Evaluation of the responsiveness of elevated pulmonary vascular resistance in children by Doppler echocardiography

Changes in the Doppler indexes, acceleration time (AcT), right ventricular ejection time (RVET), AcT/RVET ratio and pulmonary artery peak velocity were measured as were changes in pulmonary artery pressure and pulmonary vascular resistance in 21 children with pulmonary hypertension due to a large interventricular communication.
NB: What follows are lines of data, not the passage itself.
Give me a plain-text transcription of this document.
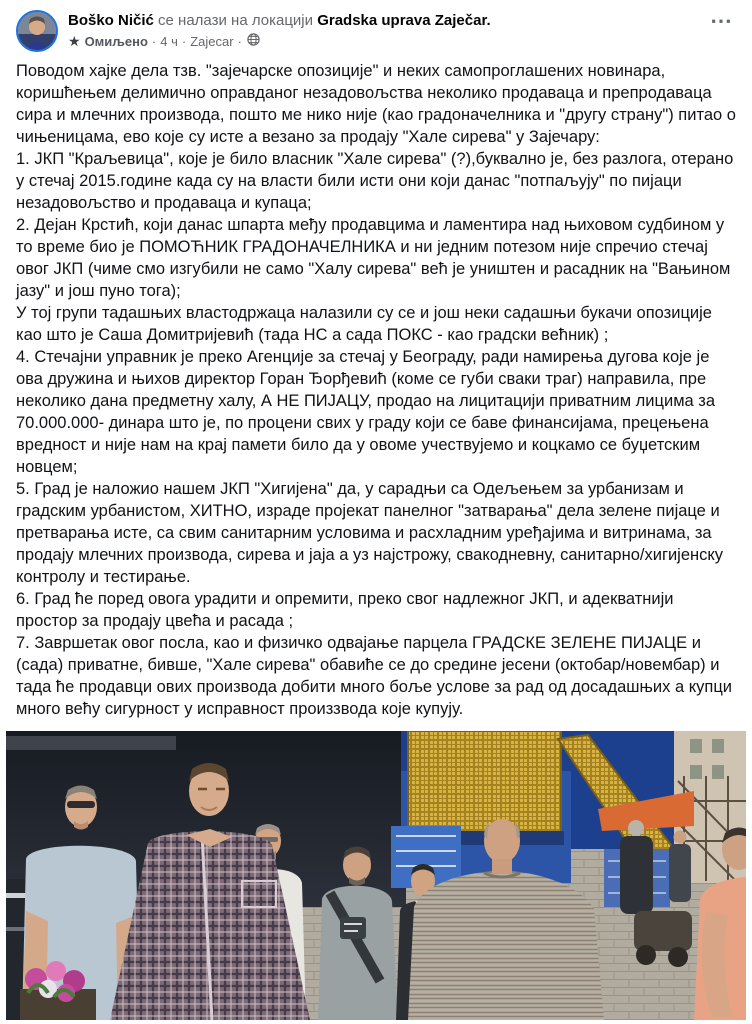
Boško Ničić се налази на локацији Gradska uprava Zaječar.
★ Омиљено · 4 ч · Zajecar ·
⋯

Поводом хајке дела тзв. "зајечарске опозиције" и неких самопроглашених новинара, коришћењем делимично оправданог незадовољства неколико продаваца и препродаваца сира и млечних производа, пошто ме нико није (као градоначелника и "другу страну") питао о чињеницама, ево које су исте а везано за продају "Хале сирева" у Зајечару:

1. ЈКП "Краљевица", које је било власник "Хале сирева" (?),буквално је, без разлога, отерано у стечај 2015.године када су на власти били исти они који данас "потпаљују" по пијаци незадовољство и продаваца и купаца;

2. Дејан Крстић, који данас шпарта међу продавцима и ламентира над њиховом судбином у то време био је ПОМОЋНИК ГРАДОНАЧЕЛНИКА и ни једним потезом није спречио стечај овог ЈКП (чиме смо изгубили не само "Халу сирева" већ је уништен и расадник на "Вањином јазу" и још пуно тога);

У тој групи тадашњих властодржаца налазили су се и још неки садашњи букачи опозиције као што је Саша Домитријевић (тада НС а сада ПОКС - као градски већник) ;

4. Стечајни управник је преко Агенције за стечај у Београду, ради намирења дугова које је ова дружина и њихов директор Горан Ђорђевић (коме се губи сваки траг) направила, пре неколико дана предметну халу, А НЕ ПИЈАЦУ, продао на лицитацији приватним лицима за 70.000.000- динара што је, по процени свих у граду који се баве финансијама, прецењена вредност и није нам на крај памети било да у овоме учествујемо и коцкамо се буџетским новцем;

5. Град је наложио нашем ЈКП "Хигијена" да, у сарадњи са Одељењем за урбанизам и градским урбанистом, ХИТНО, израде пројекат панелног "затварања" дела зелене пијаце и претварања исте, са свим санитарним условима и расхладним уређајима и витринама, за продају млечних производа, сирева и јаја а уз најстрожу, свакодневну, санитарно/хигијенску контролу и тестирање.

6. Град ће поред овога урадити и опремити, преко свог надлежног ЈКП, и адекватнији простор за продају цвећа и расада ;

7. Завршетак овог посла, као и физичко одвајање парцела ГРАДСКЕ ЗЕЛЕНЕ ПИЈАЦЕ и (сада) приватне, бивше, "Хале сирева" обавиће се до средине јесени (октобар/новембар) и тада ће продавци ових производа добити много боље услове за рад од досадашњих а купци много већу сигурност у исправност произзвода које купују.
In 11 children pulmonary vascular resistance was greater than 4.6 U/m2 (mean 8.6 +/- 1.6), whereas in 10 it was less than 4.5 U/m2 (mean 3.4 +/- 0.2). Although both groups demonstrated acceleration time and AcT/RVET values above normal, there were no significant differences in these values between the groups with high and low pulmonary vascular resistance. With administration of a pulmonary vasodilator pulmonary vascular resistance decreased in 11 responders by greater than 50% of baseline values (from 5.3 +/- 0.7 to 1.6 +/- 0.3 U/m2), whereas in the 10 nonresponders mean pulmonary vascular resistance decreased from 7.0 +/- 1.9 to 4.9 +/- 1.1 U/m2. There was no significant change in the Doppler indexes except for an increase in pulmonary artery peak velocity in the responders from 1.34 +/- 0.07 to 1.66 +/- 0.06 m/s (p less than 0.001). The results indicate that Doppler echocardiography cannot predict either the level of increased pulmonary vascular resistance or the degree of responsiveness sufficiently to obviate the need for cardiac catheterization in patients with interventricular communication and pulmonary hypertension.